The philosophical tradition offers a somewhat different account of what makes a life go well. Aristotle's concept of eudaimonia — usually translated, somewhat inadequately, as 'flourishing' or 'happiness' — is not reducible to output or efficiency. It encompasses the cultivation of virtue, the quality of one's relationships, the capacity for contemplation and genuine leisure, and the ability to engage with the world in ways that are intrinsically worthwhile rather than merely instrumentally useful. Aristotle was quite clear that a life devoted entirely to productive activity, with no space for activities valuable in themselves, was not a fully human life. The same intuition appears, in different registers, across philosophical and religious traditions. The sabbath — the injunction to rest on the seventh day — is not a productivity hack; it is a recognition that the human being is not a production unit, and that structured inactivity is not indulgent but essential.
What distinguishes the contemporary situation is not simply that people work hard — they always have — but that the logic of productivity has colonised domains that were once exempt from it. Leisure is now expected to be 'active' and 'enriching'. Relationships are managed and 'invested in'. Sleep is optimised. Creativity is scheduled. Even rest must justify itself by its contribution to subsequent performance. The result is a culture in which there is no activity that cannot be subjected to the question: what is this for? And when everything must be for something, the category of the intrinsically worthwhile — of doing something simply because it is good to do — quietly disappears.
The self-help industry's response to this situation is revealing. Its typical offering is not a critique of the conditions that produce exhaustion but a set of techniques for becoming more resilient within them: better time management, more effective prioritisation, improved boundaries. The implicit message is that the problem is individual — a failure of personal organisation or psychological robustness — rather than structural. This framing is convenient for systems that benefit from high levels of individual productivity and inconvenient for any analysis that might implicate those systems in the problem.

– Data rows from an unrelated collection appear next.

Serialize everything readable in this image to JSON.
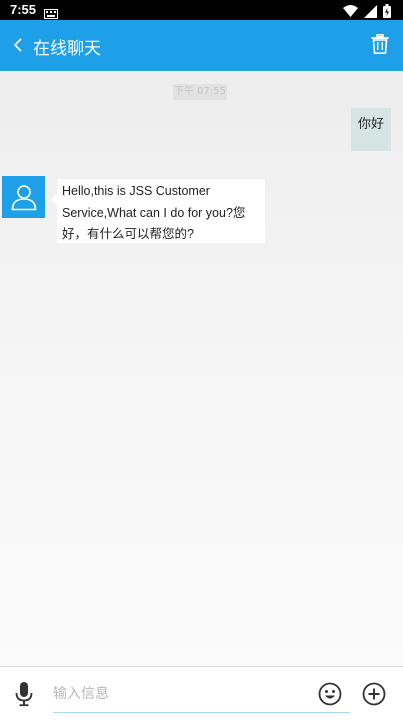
{
  "status": {
    "time": "7:55"
  },
  "header": {
    "title": "在线聊天"
  },
  "chat": {
    "timestamp": "下午 07:55",
    "messages": [
      {
        "side": "right",
        "text": "你好"
      },
      {
        "side": "left",
        "text": "Hello,this is JSS Customer Service,What can I do for you?您好，有什么可以帮您的?"
      }
    ]
  },
  "input": {
    "placeholder": "输入信息"
  },
  "colors": {
    "accent": "#1ea0e8",
    "self_bubble": "#d4e5e3"
  }
}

The difficulty of pursuing any other approach is, of course, real. To step back from productivity culture as an individual, in a competitive environment where others have not done so, is to accept a material disadvantage that may be difficult to sustain. The advice to 'slow down' or 'do less' is far easier to follow from a position of financial security than from a position of precarity, which is why such advice so often functions as a luxury good — available, in practice, to those who need it least. Systemic problems require systemic responses, and systemic responses require collective action rather than individual lifestyle choices, however well-intentioned.
None of which resolves the original question, which is not merely strategic but philosophical: what is a life for? The productivity framework offers a clear and measurable answer — output, achievement, the accumulation of completed tasks — and its clarity is a large part of its appeal. The alternatives are murkier, harder to quantify, and less amenable to the satisfying sensation of a box being ticked. But that difficulty is not evidence of their inadequacy. It may be evidence of their accuracy.